An air conditioner that runs at only one speed can have the same effects as an oversized unit. These units run on full-blast and, in turn, don’t run long enough once the temperature goes beyond the thermostat threshold. A modulating system (VRF) can run longer at a low capacity. 

Have you ever opened a door and noticed wind rush inside? That’s negative air pressure caused by exhaust fans or HVAC systems that vent too much air from a space. The air inside will try and compensate by pulling outdoor air from every available opening in a building. Then, during humid days, muggy air will be brought right inside. 

A lousy thermostat setting can include a fan that stays “on” rather than set to “auto.” While the moving air might feel cooler, it can blow moisture previously pulled by the AC throughout the space and has not yet had time to drain away. 

A final problem could be an old air system. When parts wear or haven’t been maintained, they won’t control humidity levels like they once did. 

The Solutions

Clean the coils. The humidity from outside can wreak havoc by adding moisture and collecting dirt. Regular cleaning should do the trick. 

Cleaning the coils may not always be enough, though. the best option is to get set up on a Preventative Maintenance Plan.
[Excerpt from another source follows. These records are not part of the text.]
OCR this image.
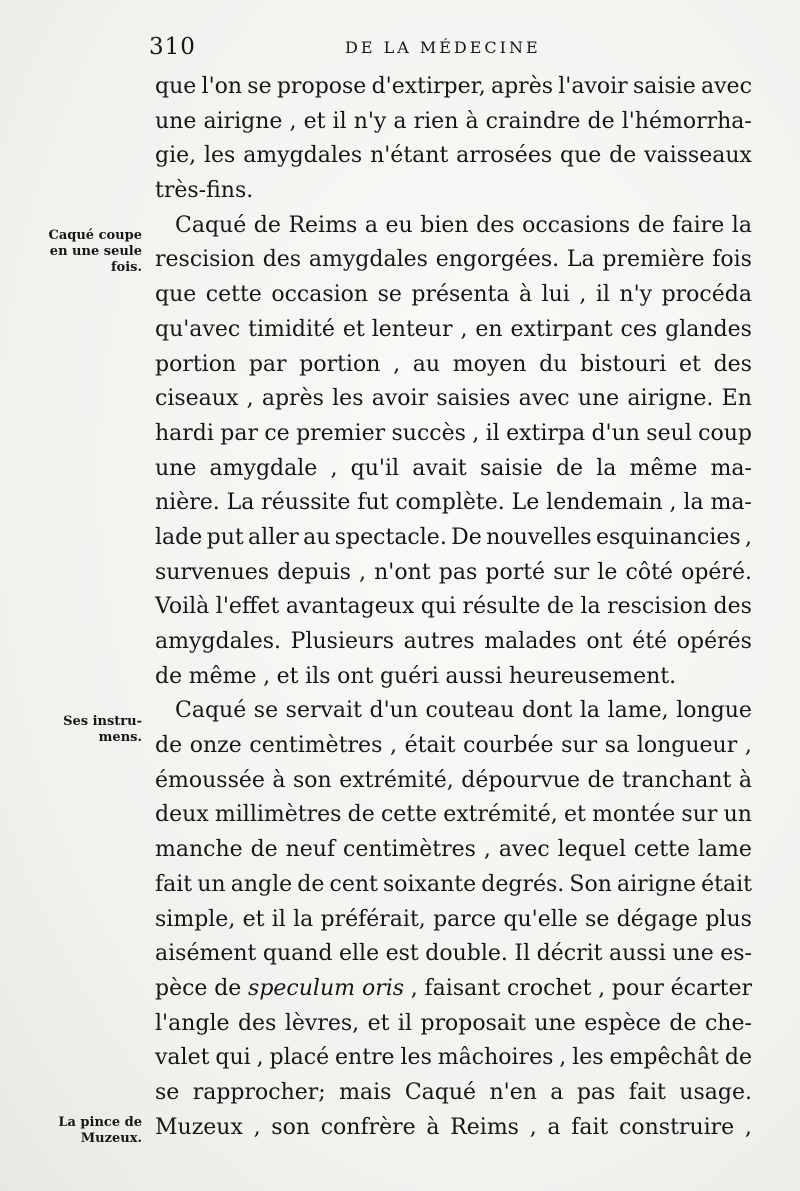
310	DE LA MÉDECINE
Caqué coupe
en une seule
fois.
Ses instru-
mens.
La pince de
Muzeux.
que l'on se propose d'extirper, après l'avoir saisie avec
une airigne , et il n'y a rien à craindre de l'hémorrha-
gie, les amygdales n'étant arrosées que de vaisseaux
très-fins.
Caqué de Reims a eu bien des occasions de faire la
rescision des amygdales engorgées. La première fois
que cette occasion se présenta à lui , il n'y procéda
qu'avec timidité et lenteur , en extirpant ces glandes
portion par portion , au moyen du bistouri et des
ciseaux , après les avoir saisies avec une airigne. En
hardi par ce premier succès , il extirpa d'un seul coup
une amygdale , qu'il avait saisie de la même ma-
nière. La réussite fut complète. Le lendemain , la ma-
lade put aller au spectacle. De nouvelles esquinancies ,
survenues depuis , n'ont pas porté sur le côté opéré.
Voilà l'effet avantageux qui résulte de la rescision des
amygdales. Plusieurs autres malades ont été opérés
de même , et ils ont guéri aussi heureusement.
Caqué se servait d'un couteau dont la lame, longue
de onze centimètres , était courbée sur sa longueur ,
émoussée à son extrémité, dépourvue de tranchant à
deux millimètres de cette extrémité, et montée sur un
manche de neuf centimètres , avec lequel cette lame
fait un angle de cent soixante degrés. Son airigne était
simple, et il la préférait, parce qu'elle se dégage plus
aisément quand elle est double. Il décrit aussi une es-
pèce de speculum oris , faisant crochet , pour écarter
l'angle des lèvres, et il proposait une espèce de che-
valet qui , placé entre les mâchoires , les empêchât de
se rapprocher; mais Caqué n'en a pas fait usage.
Muzeux , son confrère à Reims , a fait construire ,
This investment includes regular inspections, tune-ups, and cleaning of components that, without proper care, can cause inefficiencies down the road. An HVAC technician will be able to spot and fix problems before worsening or potential system failure. 

If you’ve tried everything but you’re not ready to entirely replace your air system, you can try using a dehumidifier to help ease the problem. As always, talk to a specialist to help you find the best dehumidifier for your space and keep extra humidity from traveling through your ductwork and back into your home.